Benglenisky is connected to the range by a high north-easterly ridge to the peak of Bengower 664 metres (2,178 ft); this ridge forms a fork which also connects neighboring Benlettery to Bengower. Benglenisky sits off the main ridge of the six Bens that form a horseshoe around the valley of the Glencoaghan River (also known as the Glencoaghan Horseshoe), and is thus less frequented.

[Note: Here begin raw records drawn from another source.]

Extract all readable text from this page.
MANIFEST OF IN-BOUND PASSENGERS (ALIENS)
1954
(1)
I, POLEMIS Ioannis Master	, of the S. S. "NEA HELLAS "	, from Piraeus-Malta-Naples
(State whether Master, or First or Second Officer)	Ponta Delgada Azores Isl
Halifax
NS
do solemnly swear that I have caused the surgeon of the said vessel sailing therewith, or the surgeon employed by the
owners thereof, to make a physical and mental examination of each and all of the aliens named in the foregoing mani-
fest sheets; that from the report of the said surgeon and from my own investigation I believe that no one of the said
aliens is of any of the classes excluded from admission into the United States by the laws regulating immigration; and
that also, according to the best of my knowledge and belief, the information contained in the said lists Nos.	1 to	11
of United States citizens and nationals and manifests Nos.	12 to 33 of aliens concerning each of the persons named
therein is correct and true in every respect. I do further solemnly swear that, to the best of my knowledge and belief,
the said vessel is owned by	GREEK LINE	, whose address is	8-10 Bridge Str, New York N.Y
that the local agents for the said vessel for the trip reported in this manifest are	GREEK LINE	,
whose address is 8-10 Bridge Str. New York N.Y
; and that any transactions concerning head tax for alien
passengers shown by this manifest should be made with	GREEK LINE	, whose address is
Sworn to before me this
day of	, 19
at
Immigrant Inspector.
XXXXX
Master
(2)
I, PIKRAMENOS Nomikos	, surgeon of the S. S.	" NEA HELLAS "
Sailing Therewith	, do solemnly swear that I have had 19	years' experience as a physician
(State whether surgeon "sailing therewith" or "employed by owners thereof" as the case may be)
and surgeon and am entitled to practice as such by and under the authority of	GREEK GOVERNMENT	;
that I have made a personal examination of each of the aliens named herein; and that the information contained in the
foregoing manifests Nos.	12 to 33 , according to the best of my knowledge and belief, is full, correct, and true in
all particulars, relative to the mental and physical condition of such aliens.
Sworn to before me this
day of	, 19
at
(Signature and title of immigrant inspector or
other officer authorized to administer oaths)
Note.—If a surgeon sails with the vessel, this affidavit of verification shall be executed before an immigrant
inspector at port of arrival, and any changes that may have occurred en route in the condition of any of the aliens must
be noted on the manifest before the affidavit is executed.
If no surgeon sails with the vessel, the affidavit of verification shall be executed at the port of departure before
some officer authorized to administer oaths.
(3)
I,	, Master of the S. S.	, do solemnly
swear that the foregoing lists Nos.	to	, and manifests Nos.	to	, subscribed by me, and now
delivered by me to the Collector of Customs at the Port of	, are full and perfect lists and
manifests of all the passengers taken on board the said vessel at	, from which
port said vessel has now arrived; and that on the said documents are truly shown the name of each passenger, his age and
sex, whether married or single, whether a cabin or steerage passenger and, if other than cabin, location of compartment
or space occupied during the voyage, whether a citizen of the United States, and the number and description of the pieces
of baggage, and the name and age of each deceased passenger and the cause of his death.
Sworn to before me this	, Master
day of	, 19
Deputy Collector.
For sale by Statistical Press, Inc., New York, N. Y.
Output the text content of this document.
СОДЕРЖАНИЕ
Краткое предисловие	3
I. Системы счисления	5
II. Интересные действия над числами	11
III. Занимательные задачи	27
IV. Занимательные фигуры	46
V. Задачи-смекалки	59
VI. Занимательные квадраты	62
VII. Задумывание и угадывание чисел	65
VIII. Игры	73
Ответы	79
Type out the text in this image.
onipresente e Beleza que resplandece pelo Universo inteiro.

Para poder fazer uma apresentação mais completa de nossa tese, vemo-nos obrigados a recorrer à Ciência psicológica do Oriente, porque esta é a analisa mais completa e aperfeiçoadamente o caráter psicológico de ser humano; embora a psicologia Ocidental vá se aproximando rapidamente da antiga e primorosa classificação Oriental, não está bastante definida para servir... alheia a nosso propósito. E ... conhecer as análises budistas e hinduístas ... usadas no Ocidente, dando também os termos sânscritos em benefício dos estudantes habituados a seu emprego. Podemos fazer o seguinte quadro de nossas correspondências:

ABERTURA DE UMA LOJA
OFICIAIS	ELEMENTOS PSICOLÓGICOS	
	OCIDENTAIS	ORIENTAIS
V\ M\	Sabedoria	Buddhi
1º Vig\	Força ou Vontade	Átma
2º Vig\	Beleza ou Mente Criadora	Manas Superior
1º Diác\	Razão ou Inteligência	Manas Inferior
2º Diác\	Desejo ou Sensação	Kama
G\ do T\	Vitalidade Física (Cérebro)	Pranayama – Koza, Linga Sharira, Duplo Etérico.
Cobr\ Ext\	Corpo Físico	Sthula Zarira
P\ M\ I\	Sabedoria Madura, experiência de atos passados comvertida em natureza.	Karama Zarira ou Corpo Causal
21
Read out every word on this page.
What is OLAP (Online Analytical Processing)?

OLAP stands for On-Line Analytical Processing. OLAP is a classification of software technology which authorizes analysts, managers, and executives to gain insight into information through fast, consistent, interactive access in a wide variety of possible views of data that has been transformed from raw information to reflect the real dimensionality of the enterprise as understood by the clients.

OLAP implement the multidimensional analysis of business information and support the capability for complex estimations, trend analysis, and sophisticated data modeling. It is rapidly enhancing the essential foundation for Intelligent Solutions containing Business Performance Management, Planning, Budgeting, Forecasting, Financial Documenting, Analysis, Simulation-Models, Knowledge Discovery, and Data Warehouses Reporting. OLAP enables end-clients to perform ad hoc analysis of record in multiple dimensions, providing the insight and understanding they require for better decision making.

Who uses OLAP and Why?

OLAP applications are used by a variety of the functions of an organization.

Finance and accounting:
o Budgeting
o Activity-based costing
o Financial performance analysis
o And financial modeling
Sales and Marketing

Benglenisky is the lowest of the core Twelve Bens, and only meets the mountain classification of an Arderin. Its relative positioning at the southern end of the range, jutting out on its own ridge, means that it often appears as a scenic backdrop to Ballynahinch Castle and the Ballynahinch Lake, however, it is still overshadowed by its more dramatic neighbour, Benlettery, with its striking "pyramidal" profile.

Hill walking

As with Benlettery, Benglenisky's accessibility means that it can be summited as a standalone 5-kilometre 2-3 hour climb (starting and ending at the Ben Lettery An Oige youth hostel); however, the high ridge Benglenisky shares with the peaks of Bengower and Benlettery, means that it is also climbed as part a 7-kilometre 3-4 hour horseshoe loop-walk with these peaks.

Benglenisky does not feature on the core route of the more famous 16–kilometre 8–9 hour Glencoaghan Horseshoe, considered one of Ireland's best hill-walks; or the even longer Owenglin Horseshoe, a 20–kilometre 10–12 hour route around the Owenglin River taking in over twelve summits.